Her Army experience saw her posted to Germany as a Combat Medical Technician after her Basic Training to become a soldier, before moving back to the UK in 2014 to serve as a medic for various different regiments including logisticians and the Household Cavalry. She’s now responsible for nine medics as the Medical Sergeant at the Army Training Centre Pirbright Medical Centre, where thousands of new recruits are trained each year.

She also makes sure that new Foreign and Commonwealth (F&C) soldiers into the Army have the support they need.

“I’m part of the Non-UK National Committee and we provide new recruits with ‘nurturing sessions’ to help guide, inform and educate them about the what the Army is like and what is expected of them. It’s a big culture shock if you have come from a different country – you have to adapt to the food, weather, and prices, and there’s still a language barrier. It’s a challenge before you even step inside the camp gate,” she explained. “These sessions provide them with the insight not only on what’s available and how they can support each other, but also how to advance their careers and how to navigate immigration issues for partners and children.”

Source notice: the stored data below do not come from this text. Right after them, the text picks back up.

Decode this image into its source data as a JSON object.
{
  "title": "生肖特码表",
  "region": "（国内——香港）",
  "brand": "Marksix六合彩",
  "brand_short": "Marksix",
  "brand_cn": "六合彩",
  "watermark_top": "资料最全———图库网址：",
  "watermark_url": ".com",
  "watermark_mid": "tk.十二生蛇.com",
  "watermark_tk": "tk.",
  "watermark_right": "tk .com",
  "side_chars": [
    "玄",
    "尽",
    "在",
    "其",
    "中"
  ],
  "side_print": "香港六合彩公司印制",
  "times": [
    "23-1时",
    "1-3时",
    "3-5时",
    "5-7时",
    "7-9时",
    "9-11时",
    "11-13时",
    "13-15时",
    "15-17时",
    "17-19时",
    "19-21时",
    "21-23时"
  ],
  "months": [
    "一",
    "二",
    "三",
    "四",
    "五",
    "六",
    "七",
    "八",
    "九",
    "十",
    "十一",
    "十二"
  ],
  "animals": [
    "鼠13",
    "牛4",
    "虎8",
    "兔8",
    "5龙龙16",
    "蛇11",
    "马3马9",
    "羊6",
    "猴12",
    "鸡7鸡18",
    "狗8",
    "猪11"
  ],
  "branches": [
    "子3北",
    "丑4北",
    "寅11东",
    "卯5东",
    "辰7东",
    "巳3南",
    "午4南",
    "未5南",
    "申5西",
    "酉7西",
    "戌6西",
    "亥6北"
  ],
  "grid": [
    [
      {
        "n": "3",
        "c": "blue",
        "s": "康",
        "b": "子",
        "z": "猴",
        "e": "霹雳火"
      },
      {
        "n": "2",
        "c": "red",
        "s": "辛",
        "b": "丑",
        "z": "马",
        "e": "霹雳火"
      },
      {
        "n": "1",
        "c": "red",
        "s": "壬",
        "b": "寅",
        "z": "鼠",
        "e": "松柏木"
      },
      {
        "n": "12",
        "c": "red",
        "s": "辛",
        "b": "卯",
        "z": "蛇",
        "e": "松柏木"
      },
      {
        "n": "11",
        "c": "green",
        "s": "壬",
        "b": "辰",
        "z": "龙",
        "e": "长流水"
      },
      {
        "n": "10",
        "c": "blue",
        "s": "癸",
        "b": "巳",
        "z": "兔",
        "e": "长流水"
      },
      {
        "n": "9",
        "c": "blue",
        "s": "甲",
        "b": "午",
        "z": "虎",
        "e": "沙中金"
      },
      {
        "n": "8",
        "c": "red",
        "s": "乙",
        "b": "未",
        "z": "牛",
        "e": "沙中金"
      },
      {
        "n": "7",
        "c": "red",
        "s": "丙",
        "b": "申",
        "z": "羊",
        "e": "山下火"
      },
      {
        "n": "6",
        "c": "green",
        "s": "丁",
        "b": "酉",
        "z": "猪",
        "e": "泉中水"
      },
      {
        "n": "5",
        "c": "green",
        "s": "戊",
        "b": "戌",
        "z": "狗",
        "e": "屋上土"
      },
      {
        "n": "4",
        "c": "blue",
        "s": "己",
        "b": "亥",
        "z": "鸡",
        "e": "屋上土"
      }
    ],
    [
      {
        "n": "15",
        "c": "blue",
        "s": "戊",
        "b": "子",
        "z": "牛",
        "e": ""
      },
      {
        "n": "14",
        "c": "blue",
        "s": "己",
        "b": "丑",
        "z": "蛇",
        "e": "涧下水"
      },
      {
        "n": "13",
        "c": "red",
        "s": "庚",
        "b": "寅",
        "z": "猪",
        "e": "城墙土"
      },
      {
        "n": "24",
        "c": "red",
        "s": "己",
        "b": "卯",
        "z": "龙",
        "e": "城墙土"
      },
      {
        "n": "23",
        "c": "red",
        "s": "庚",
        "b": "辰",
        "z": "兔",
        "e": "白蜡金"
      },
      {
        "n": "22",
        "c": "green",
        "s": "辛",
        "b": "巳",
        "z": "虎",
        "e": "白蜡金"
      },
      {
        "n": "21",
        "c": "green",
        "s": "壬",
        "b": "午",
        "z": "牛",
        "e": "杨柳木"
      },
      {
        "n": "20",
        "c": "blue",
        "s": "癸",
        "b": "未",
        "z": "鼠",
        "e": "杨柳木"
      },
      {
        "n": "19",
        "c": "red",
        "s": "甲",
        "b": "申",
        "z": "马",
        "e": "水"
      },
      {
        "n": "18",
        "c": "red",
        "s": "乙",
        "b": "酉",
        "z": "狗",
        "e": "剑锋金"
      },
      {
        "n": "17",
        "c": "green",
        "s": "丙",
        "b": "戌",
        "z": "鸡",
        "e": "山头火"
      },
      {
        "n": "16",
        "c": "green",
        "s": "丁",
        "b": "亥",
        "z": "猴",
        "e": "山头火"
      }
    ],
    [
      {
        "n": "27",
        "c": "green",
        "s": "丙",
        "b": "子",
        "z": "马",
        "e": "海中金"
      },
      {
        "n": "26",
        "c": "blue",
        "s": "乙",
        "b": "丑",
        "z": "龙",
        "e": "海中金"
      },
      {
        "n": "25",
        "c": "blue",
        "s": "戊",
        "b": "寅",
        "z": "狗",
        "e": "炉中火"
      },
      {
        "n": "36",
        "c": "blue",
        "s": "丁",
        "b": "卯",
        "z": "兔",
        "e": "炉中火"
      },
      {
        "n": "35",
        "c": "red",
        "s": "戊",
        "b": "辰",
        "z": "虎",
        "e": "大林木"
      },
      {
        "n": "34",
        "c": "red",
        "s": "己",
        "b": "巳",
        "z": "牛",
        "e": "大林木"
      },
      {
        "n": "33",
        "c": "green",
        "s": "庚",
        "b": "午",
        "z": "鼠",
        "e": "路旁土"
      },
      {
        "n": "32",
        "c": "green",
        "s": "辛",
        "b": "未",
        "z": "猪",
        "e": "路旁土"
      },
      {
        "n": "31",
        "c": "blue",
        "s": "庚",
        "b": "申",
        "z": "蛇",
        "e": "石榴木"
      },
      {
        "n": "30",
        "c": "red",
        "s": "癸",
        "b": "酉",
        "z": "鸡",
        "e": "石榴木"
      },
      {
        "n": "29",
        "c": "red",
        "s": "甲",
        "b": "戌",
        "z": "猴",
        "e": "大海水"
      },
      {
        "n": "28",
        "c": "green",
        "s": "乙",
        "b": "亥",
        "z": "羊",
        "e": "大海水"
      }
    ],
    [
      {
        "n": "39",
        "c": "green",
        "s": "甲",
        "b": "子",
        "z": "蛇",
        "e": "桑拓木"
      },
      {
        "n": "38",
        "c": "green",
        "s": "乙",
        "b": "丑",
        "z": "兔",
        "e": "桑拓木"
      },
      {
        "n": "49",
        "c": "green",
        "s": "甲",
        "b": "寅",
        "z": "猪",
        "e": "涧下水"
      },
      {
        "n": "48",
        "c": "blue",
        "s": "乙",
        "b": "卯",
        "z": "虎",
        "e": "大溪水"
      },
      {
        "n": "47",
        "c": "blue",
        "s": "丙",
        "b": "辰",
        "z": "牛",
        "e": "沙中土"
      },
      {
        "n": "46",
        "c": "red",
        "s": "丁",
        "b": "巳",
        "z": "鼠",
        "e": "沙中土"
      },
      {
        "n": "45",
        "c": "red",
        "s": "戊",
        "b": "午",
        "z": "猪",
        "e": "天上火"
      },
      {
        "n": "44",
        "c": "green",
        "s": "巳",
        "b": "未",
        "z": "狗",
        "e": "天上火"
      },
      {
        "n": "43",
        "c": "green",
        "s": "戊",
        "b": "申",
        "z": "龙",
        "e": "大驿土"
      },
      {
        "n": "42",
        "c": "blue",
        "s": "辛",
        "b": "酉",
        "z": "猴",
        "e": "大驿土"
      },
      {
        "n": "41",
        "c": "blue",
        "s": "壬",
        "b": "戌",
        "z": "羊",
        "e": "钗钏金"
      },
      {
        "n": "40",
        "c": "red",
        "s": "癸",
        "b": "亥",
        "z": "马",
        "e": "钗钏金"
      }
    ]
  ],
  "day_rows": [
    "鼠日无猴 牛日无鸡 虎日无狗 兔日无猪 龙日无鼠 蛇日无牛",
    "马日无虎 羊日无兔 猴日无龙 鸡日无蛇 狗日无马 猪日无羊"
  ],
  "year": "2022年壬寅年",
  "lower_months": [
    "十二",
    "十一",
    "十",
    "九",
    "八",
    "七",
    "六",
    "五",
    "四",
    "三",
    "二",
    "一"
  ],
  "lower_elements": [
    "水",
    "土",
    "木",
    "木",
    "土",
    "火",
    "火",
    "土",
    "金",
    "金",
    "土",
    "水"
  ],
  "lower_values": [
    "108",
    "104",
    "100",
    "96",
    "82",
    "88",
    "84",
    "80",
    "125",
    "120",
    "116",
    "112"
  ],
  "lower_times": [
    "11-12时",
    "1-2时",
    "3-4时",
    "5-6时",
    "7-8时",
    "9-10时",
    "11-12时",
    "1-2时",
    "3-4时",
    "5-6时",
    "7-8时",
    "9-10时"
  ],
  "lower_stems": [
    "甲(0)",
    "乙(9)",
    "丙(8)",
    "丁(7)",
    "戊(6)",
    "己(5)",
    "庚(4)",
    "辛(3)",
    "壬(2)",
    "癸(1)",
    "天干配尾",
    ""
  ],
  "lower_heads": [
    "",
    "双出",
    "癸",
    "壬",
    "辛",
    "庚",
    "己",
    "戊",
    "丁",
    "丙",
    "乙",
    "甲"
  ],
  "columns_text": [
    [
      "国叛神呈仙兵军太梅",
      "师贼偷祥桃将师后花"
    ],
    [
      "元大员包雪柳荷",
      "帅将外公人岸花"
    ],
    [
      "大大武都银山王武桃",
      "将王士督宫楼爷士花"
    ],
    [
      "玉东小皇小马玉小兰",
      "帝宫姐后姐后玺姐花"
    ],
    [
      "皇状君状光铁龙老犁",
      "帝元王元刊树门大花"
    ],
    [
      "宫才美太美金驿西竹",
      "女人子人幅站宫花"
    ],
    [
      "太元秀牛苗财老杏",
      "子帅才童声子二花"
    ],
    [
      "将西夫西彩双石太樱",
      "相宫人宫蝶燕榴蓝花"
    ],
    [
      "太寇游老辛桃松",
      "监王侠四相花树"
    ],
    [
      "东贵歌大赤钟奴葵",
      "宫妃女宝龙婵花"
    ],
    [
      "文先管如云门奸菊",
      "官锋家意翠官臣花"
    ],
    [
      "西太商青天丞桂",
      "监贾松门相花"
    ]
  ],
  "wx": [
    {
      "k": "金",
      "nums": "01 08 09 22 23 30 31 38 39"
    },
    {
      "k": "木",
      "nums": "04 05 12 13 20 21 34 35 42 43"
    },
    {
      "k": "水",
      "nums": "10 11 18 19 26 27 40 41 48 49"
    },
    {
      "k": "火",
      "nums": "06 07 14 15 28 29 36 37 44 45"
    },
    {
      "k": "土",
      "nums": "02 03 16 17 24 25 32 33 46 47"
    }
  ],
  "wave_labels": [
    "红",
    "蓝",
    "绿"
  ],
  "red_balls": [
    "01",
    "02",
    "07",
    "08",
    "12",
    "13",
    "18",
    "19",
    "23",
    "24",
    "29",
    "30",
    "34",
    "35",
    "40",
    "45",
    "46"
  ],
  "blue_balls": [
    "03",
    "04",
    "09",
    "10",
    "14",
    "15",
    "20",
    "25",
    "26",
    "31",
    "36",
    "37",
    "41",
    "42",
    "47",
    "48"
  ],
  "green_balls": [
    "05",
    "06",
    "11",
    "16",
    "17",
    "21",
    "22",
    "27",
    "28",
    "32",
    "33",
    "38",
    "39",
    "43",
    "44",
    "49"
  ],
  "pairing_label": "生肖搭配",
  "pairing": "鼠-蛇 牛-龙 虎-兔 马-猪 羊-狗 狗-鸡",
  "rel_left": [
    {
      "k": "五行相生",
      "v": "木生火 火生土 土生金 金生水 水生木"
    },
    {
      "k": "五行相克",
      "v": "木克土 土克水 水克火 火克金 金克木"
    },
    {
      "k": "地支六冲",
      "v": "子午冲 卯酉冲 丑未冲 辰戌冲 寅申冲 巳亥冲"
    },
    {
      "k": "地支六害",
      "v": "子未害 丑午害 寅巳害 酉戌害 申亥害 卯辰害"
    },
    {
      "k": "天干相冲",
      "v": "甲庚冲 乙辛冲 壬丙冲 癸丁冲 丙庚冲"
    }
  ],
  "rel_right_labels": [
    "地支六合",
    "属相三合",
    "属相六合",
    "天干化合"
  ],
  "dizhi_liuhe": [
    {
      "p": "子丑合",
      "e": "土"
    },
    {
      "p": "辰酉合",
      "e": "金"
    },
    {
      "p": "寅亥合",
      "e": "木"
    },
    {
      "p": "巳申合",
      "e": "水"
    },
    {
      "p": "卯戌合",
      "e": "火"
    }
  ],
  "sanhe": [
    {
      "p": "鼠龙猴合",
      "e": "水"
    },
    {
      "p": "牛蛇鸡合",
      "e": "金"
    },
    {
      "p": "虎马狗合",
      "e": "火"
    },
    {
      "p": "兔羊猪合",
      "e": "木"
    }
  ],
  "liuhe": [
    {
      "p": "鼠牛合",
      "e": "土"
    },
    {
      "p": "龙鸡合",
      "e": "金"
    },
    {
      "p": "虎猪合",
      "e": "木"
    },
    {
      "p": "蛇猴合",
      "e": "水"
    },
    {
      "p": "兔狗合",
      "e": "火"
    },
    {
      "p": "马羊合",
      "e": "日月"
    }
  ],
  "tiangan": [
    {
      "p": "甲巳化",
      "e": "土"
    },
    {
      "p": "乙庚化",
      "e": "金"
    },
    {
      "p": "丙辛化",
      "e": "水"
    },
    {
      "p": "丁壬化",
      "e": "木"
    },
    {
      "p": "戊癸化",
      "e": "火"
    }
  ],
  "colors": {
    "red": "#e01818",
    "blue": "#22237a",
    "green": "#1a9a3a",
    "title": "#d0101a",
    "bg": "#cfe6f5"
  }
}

This was a big concern for Sgt Herbert-Fraser, who had a four-year-old and a two-year-old when she first started Basic Training. “I had to leave them behind with family when I first came over. When I joined, I didn’t have anybody in front of me giving me the information I needed, there was no familiar face I could go and talk to about things,” she said. “I was crying every night because my kids were back home. I really struggled. But this is what drove me on and made me want to not just pass the training, but to excel and achieve all I could. I was motivated to do it for them.”

Sgt Herbert-Fraser aims to be that person she needed during Basic Training, to today’s new recruits. “I attend their passing out parades to show my support and celebrate their achievements. I also invite the High Commissioners of the nationalities that are graduating to attend the parade – not only is it a proud moment for them and their country, but sometimes the soldiers don’t have any other family or friends from back home able to come, so it provides a link,” she explained. “The High Commissioners tend to keep in contact with them and can provide support if they have any issues too.”

Her initial motivation from 14 years ago is still there and Sgt Herbert-Fraser intends to stay in the Army and achieve promotion to Warrant Officer Class 1 – the highest non-officer rank. “I really want to become a medical practice manager – but I also like talking to people through my work with the new recruits so I’m also looking at the engagement route as well.”